Four years later, though, disillusioned with Washington and some of the people in government who were “going along with things they knew were wrong,” Raffel returned to California and mounted an unsuccessful run for Congress.  “It was like jumping out of an airplane without a parachute,” Raffel recalled of his campaign.  “It was a great ride, but what you remember is the ending.”

He supported himself as a professional gambler for a while, betting mainly on horse racing, before landing a job in Silicon Valley.

“I loved the work,” he recalled, “but I was getting bored.  I was leafing through a college catalog one day and I came across an offering in mystery writing.  I took the course and liked it.  I was still bored with my day job, so I quit and did what everyone in Silicon Valley was doing in those days—I started my own company.”  Raffle also started writing.  His first two novels, dot.dead and Smasher, were set in Silicon Valley (underused, but nevertheless a “great site for mysteries and thrillers,” Raffel explained) and both books drew a string of rave reviews.

Drop By Drop, a political thriller, is set in Washington.  The protagonist, California college professor Sam Rockman, winds up working for the Senate Intelligence Committee after his wife is killed in a terrorist bombing.

“What Sam wants out of his stint in D.C. is revenge for the death of his wife,” Raffel explained on his web site.  “What he gets is danger and betrayal. Secret documents are showing up on his doorstep. Russians are trying to poison him. A renegade CIA asset is strewing nuclear materials up and down Interstate 95. Sam finds allies among a savvy Kentucky senator, a billionaire investment banker, his wife’s old rabbi, and the president’s national security advisor. Too often, he finds himself thrown together with his counterpart on the other side of the aisle, the whip-smart, six-footer Cecilia Plant. Mourning still for his wife, Sam steels himself against Cecilia’s appeal and remains suspicious of her motives.”

Raffel compared writing Drop by Drop to an exercise in intellectual time travel.

“I knew I wanted to draw on my years in Washington for the book,” Raffel said, “but I was afraid that I couldn’t recreate the atmosphere.  I like to go to a local café to write. I’m like Norm in Cheers—they know me there.  The first time I slipped on my Bose noise cancelling headphones and started writing, I found myself back in Washington.”

Drop By Drop is being released as an ebook original, which might sound like a risky move for an author who already has a successful track record taking a traditional approach with his previous novels.  But the ebook strategy seems like a natural fit for a Silicon Valley author and entrepreneur, and Raffel is excited about the prospects.

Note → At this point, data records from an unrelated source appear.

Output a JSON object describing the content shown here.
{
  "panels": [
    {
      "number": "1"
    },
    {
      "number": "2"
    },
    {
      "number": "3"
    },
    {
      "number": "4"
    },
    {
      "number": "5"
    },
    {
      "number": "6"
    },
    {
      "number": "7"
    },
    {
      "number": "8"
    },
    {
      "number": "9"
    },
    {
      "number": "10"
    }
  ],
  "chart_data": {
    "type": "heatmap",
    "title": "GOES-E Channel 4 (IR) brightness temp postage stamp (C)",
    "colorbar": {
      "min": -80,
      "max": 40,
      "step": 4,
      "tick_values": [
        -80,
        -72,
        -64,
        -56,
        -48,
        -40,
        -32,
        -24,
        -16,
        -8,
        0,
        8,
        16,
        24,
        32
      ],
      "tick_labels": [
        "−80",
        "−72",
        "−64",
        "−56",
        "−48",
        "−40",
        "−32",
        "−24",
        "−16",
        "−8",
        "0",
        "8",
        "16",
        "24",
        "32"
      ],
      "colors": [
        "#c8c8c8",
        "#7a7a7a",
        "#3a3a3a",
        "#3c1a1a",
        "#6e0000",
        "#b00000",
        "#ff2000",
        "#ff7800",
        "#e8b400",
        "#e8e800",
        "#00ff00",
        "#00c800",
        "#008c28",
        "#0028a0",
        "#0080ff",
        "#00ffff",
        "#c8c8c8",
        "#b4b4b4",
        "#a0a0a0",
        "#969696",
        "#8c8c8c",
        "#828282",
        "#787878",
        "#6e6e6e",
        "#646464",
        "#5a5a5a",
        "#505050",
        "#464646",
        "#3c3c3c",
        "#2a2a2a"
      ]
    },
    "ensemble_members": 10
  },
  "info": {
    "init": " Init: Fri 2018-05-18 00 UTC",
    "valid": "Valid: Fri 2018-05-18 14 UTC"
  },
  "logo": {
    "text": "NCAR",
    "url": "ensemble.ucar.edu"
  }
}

“It’s a controlled experiment,” the author said.  “Drop By Drop is coming out as an ebook at the same time that my agent has another book out to more traditional publishers.  We’re still waiting to hear about that novel, an historical thriller.  But it will be interesting to compare results for the two.  There are a lot of terrific things about ebooks, especially the instant gratification and the availability of immediate sales statistics.

Raffel has some advice for writers:

“There’s an old saying, ‘don’t get it right, get it written.’  This doesn’t mean you can ignore the details.  It just means that you have to satisfy yourself first.  I’ll send the first 30 pages to my agent and ask, ‘Is this a book?’  If the answer is ‘yes,’ I start writing and no one sees the book until I’m finished with the first draft.  You need forward progress.

“Then there’s the on-going controversy about outlining.  If outlining works for you, then that’s the right answer.  I don’t use an outline.  When I write, I want to move to a different world and I want to be surprised by what happens there.”